I guess I should’ve been unsurprised that ChromeOS would thus expect users to be okay with being locked into a strict Google ecosystem, with no way out. It didn’t take any great pains to make itself look like a walled garden, as macOS does, and instead embraced its role as a sterile prison.
So, I asked for a different laptop. They sent me a Geobook from their IT department, which then failed to even boot - getting stuck in the famed bootloop cycle I thought I’d left behind after migrating away from the early Windows operating systems. Since the computer was locked to admins, I couldn’t go about fixing it myself.
It got returned.
The third computer I got was some kind of HP, a little snappier with a touchscreen. It didn’t have great detail - leaving some of the text blurry even with my glasses on - but it turned on. I could download more than Google Chrome. By this point I was three weeks into my job and needed to get some work done.

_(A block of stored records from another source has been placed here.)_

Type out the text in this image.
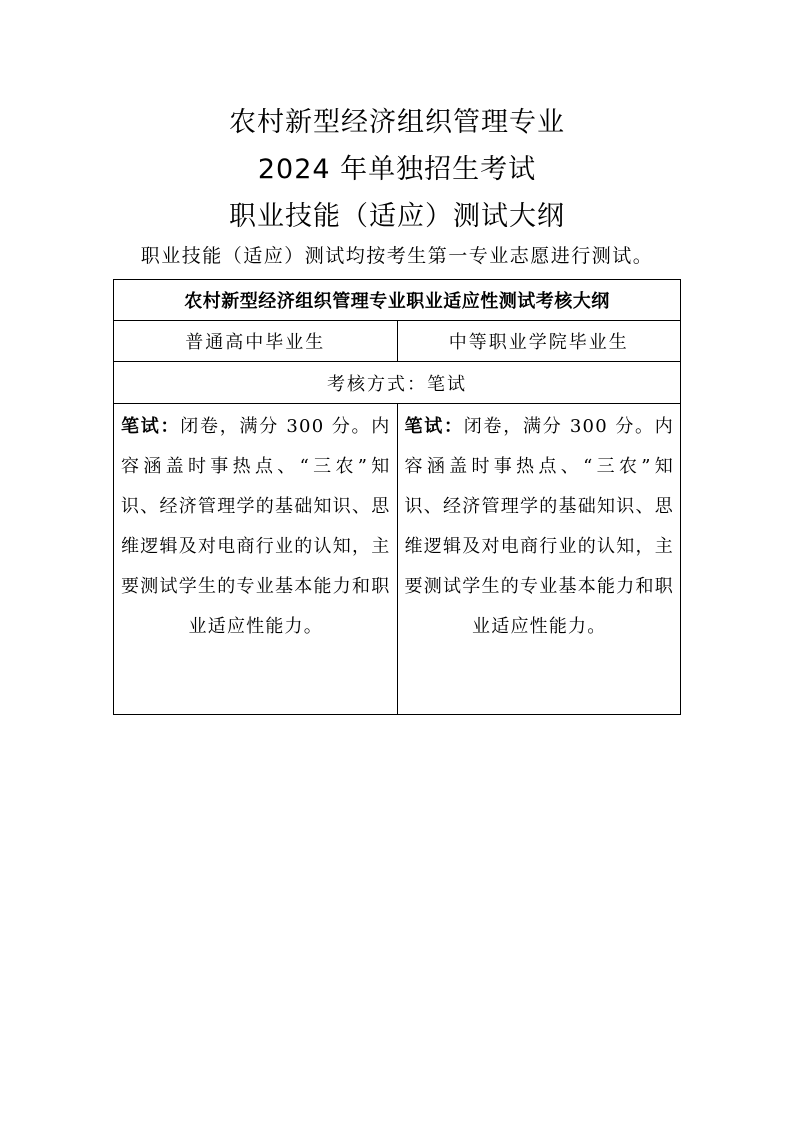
农村新型经济组织管理专业
2024 年单独招生考试
职业技能（适应）测试大纲
职业技能（适应）测试均按考生第一专业志愿进行测试。
农村新型经济组织管理专业职业适应性测试考核大纲	
普通高中毕业生	中等职业学院毕业生
考核方式：笔试	
笔试：闭卷，满分 300 分。内容涵盖时事热点、“三农”知识、经济管理学的基础知识、思维逻辑及对电商行业的认知，主要测试学生的专业基本能力和职业适应性能力。	笔试：闭卷，满分 300 分。内容涵盖时事热点、“三农”知识、经济管理学的基础知识、思维逻辑及对电商行业的认知，主要测试学生的专业基本能力和职业适应性能力。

Then, despite apps not being open, I started getting advertisements. From the operating system, Windows 11. They started clogging up my screen, freezing the computer until I clicked or dismissed them. After years of being out of the mainstream operating systems, with popOS as my daily driver, I was flabbergasted.
How was it okay for me to start getting breaking news on my toolbar every ten minutes from a news site I didn’t even recognize?

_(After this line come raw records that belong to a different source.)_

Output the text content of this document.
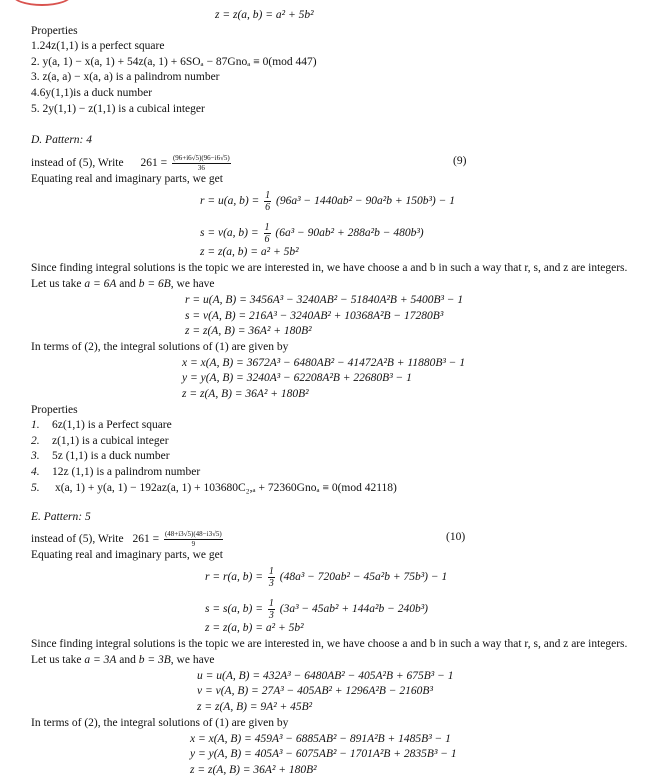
z = z(a, b) = a² + 5b²
Properties
1.24z(1,1) is a perfect square
2. y(a, 1) − x(a, 1) + 54z(a, 1) + 6SOₐ − 87Gnoₐ ≡ 0(mod 447)
3. z(a, a) − x(a, a) is a palindrom number
4.6y(1,1)is a duck number
5. 2y(1,1) − z(1,1) is a cubical integer
D. Pattern: 4
instead of (5), Write $261 = \frac{(96+i6√5)(96-i6√5)}{36}$	(9)
Equating real and imaginary parts, we get
r = u(a, $b) = \frac{1}{6} (96a^3 - 1440ab^2 - 90a^2b + 150b^3) - 1$
s = v(a, $b) = \frac{1}{6} (6a^3 - 90ab^2 + 288a^2b - 480b^3)$
z = z(a, b) = a² + 5b²
Since finding integral solutions is the topic we are interested in, we have choose a and b in such a way that r, s, and z are integers.
Let us take a = 6A and b = 6B, we have
r = u(A, B) = 3456A³ − 3240AB² − 51840A²B + 5400B³ − 1
s = v(A, B) = 216A³ − 3240AB² + 10368A²B − 17280B³
z = z(A, B) = 36A² + 180B²
In terms of (2), the integral solutions of (1) are given by
x = x(A, B) = 3672A³ − 6480AB² − 41472A²B + 11880B³ − 1
y = y(A, B) = 3240A³ − 62208A²B + 22680B³ − 1
z = z(A, B) = 36A² + 180B²
Properties
1. 6z(1,1) is a Perfect square
2. z(1,1) is a cubical integer
3. 5z (1,1) is a duck number
4. 12z (1,1) is a palindrom number
5. x(a, 1) + y(a, 1) − 192az(a, 1) + 103680C₂,ₐ + 72360Gnoₐ ≡ 0(mod 42118)
E. Pattern: 5
instead of (5), Write $261 = \frac{(48+i3√5)(48-i3√5)}{9}$	(10)
Equating real and imaginary parts, we get
r = r(a, $b) = \frac{1}{3} (48a^3 - 720ab^2 - 45a^2b + 75b^3) - 1$
s = s(a, $b) = \frac{1}{3} (3a^3 - 45ab^2 + 144a^2b - 240b^3)$
z = z(a, b) = a² + 5b²
Since finding integral solutions is the topic we are interested in, we have choose a and b in such a way that r, s, and z are integers.
Let us take a = 3A and b = 3B, we have
u = u(A, B) = 432A³ − 6480AB² − 405A²B + 675B³ − 1
v = v(A, B) = 27A³ − 405AB² + 1296A²B − 2160B³
z = z(A, B) = 9A² + 45B²
In terms of (2), the integral solutions of (1) are given by
x = x(A, B) = 459A³ − 6885AB² − 891A²B + 1485B³ − 1
y = y(A, B) = 405A³ − 6075AB² − 1701A²B + 2835B³ − 1
z = z(A, B) = 36A² + 180B²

The search bar scoured the internet before it thought to look in my files.
Apps that were downloaded by the IT department regularly sent me popups telling me about the benefits of their technological ecosystem.
My work uses Google suite for everything, so Google Chrome is the defacto browser. I hadn’t yet downloaded Firefox, so put on a bunch of adblockers that I normally used…only to find that services like YouTube will tell me that I’m “offline” once they detect them.
It amuses me, in the way that underscores actual concern and not in the humorous sense, that we were told that these kinds of services were “opt-in”. I never consented to any of this - and I don’t think it’s any secret that, like most capitalist practices that reflect rape culture, the creators of these systems were ever going to wait for an enthusiastic yes. They just had to pretend like they were interested in our input and pull the rug out from under us when we’ve gotten too tired to put up a fight about it anymore. We consented through our exhaustion under their dogged insistence that we “don’t know what we’re missing” or that they could “make us feel good”.
I’ve spent time as a woman. I know how that exact kind of behavior goes. It doesn’t even shock me that these systems, created largely by cis white men, reflect the way they would treat a woman if they wished to pursue her against her will.
I’ve since disabled every single “service” that Windows 11 offers within my limited understanding of that operating system. The breaking news has been removed. The search bar has been taken “offline”.
For good measure, out of sheer exasperation, I even de-Googled my phone again and didn’t allow microG to set up its limited version of Google services.
It is frustrating that, in order to work around this implicit consent these services pretend we’ve given them (while fooling no one) that we have to go to great lengths to prevent them from getting to us.
Again, to use the rape analogy, femme folks are told that they have to change how they dress so men don’t go after them. I feel like I’ve taken off my tight shorts and tank top and traded it for a floor length nun’s habit and a veil. If I want to enjoy the summer heat, i.e.: engage with the internet, I’ll have to swelter underneath all my layers of protection until I get too hot to deal with it anymore.
The thing is, what we still haven’t learned with rape culture as a society applies here as well: you can’t change the behavior of the perpetrator by having the victims go to these lengths to protect themselves. The perpetrators also have to understand the flaws in their behavior and what “allows” them to go about this way unchecked.
I don’t have any faith, unfortunately, that those building our computer’s operating systems will “see the light” and understand just how intimately violating it is to have our devices assault us from the moment we turn them on.
Many of us get that in our day-to-day lives. We don’t need our computers telling us how little personal agency we have as well.
See? I told you that you would recognize yourself as the main character. I just wish we could opt out of that role too.